By morning the mere surface of this sprinkled water had frozen, the remainder beneath had drained away, and so Radway found in his road considerable patches of shell ice, useless, crumbling. He looked in despair at the sky. Dimly through the gray he caught the tint of blue.

The sun came out. Nut-hatches and wood-peckers ran gayly up the warming trunks of the trees. Blue jays fluffed and perked and screamed in the hard-wood tops. A covey of grouse ventured from the swamp and strutted vainly, a pause of contemplation between each step. Radway, walking out on the tramped road of the marsh, cracked the artificial skin and thrust his foot through into icy water. That night the sprinklers stayed in.

The devil seemed in it. If the thaw would only cease before the ice bottom so laboriously constructed was destroyed! Radway vibrated between the office and the road. Men were lying idle; teams were doing the same. Nothing went on but the days of the year; and four of them had already ticked off the calendar. The deep snow of the unusually cold autumn had now disappeared from the tops of the stumps. Down in the swamp the covey of partridges were beginning to hope that in a few days more they might discover a bare spot in the burnings.
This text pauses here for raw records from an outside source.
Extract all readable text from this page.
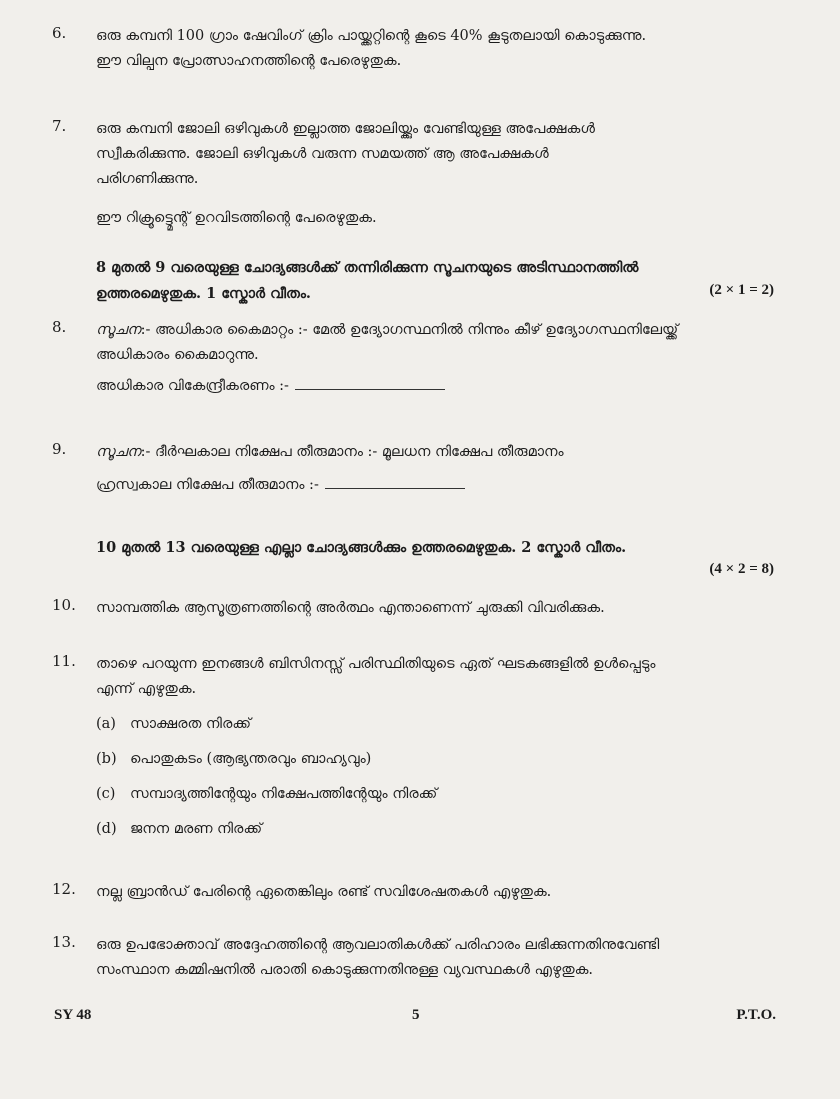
6. ഒരു കമ്പനി 100 ഗ്രാം ഷേവിംഗ് ക്രിം പായ്ക്കറ്റിന്റെ കൂടെ 40% കൂടുതലായി കൊടുക്കുന്നു.

ഈ വില്പന പ്രോത്സാഹനത്തിന്റെ പേരെഴുതുക.

7. ഒരു കമ്പനി ജോലി ഒഴിവുകൾ ഇല്ലാത്ത ജോലിയ്ക്കും വേണ്ടിയുള്ള അപേക്ഷകൾ

സ്വീകരിക്കുന്നു. ജോലി ഒഴിവുകൾ വരുന്ന സമയത്ത് ആ അപേക്ഷകൾ

പരിഗണിക്കുന്നു.

ഈ റിക്രൂട്ട്മെന്റ് ഉറവിടത്തിന്റെ പേരെഴുതുക.

8 മുതൽ 9 വരെയുള്ള ചോദ്യങ്ങൾക്ക് തന്നിരിക്കുന്ന സൂചനയുടെ അടിസ്ഥാനത്തിൽ
ഉത്തരമെഴുതുക. 1 സ്കോർ വീതം.	(2 × 1 = 2)
8. സൂചന:- അധികാര കൈമാറ്റം :- മേൽ ഉദ്യോഗസ്ഥനിൽ നിന്നും കീഴ് ഉദ്യോഗസ്ഥനിലേയ്ക്ക്

അധികാരം കൈമാറുന്നു.

അധികാര വികേന്ദ്രീകരണം :-

9. സൂചന:- ദീർഘകാല നിക്ഷേപ തീരുമാനം :- മൂലധന നിക്ഷേപ തീരുമാനം

ഹ്രസ്വകാല നിക്ഷേപ തീരുമാനം :-

10 മുതൽ 13 വരെയുള്ള എല്ലാ ചോദ്യങ്ങൾക്കും ഉത്തരമെഴുതുക. 2 സ്കോർ വീതം.
(4 × 2 = 8)
10. സാമ്പത്തിക ആസൂത്രണത്തിന്റെ അർത്ഥം എന്താണെന്ന് ചുരുക്കി വിവരിക്കുക.

11. താഴെ പറയുന്ന ഇനങ്ങൾ ബിസിനസ്സ് പരിസ്ഥിതിയുടെ ഏത് ഘടകങ്ങളിൽ ഉൾപ്പെടും

എന്ന് എഴുതുക.

(a) സാക്ഷരത നിരക്ക്
(b) പൊതുകടം (ആഭ്യന്തരവും ബാഹ്യവും)
(c)	സമ്പാദ്യത്തിന്റേയും നിക്ഷേപത്തിന്റേയും നിരക്ക്
(d) ജനന മരണ നിരക്ക്
12. നല്ല ബ്രാൻഡ് പേരിന്റെ ഏതെങ്കിലും രണ്ട് സവിശേഷതകൾ എഴുതുക.

13. ഒരു ഉപഭോക്താവ് അദ്ദേഹത്തിന്റെ ആവലാതികൾക്ക് പരിഹാരം ലഭിക്കുന്നതിനുവേണ്ടി

സംസ്ഥാന കമ്മിഷനിൽ പരാതി കൊടുക്കുന്നതിനുള്ള വ്യവസ്ഥകൾ എഴുതുക.

SY 48	5	P.T.O.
It even stopped freezing during the night. At times Dyer's little thermometer marked as high as forty degrees.

“I often heard this was a sort 'v summer resort,” observed Tom Broadhead, “but danged if I knew it was a summer resort all the year 'round.”

The weather got to be the only topic of conversation. Each had his say, his prediction. It became maddening. Towards evening the chill of melting snow would deceive many into the belief that a cold snap was beginning.

“She'll freeze before morning, sure,” was the hopeful comment.

And then in the morning the air would be more balmily insulting than ever.

“Old man is as blue as a whetstone,” commented Jackson Hines, “an' I don't blame him. This weather'd make a man mad enough to eat the devil with his horns left on.”

By and by it got to be a case of looking on the bright side of the affair from pure reaction.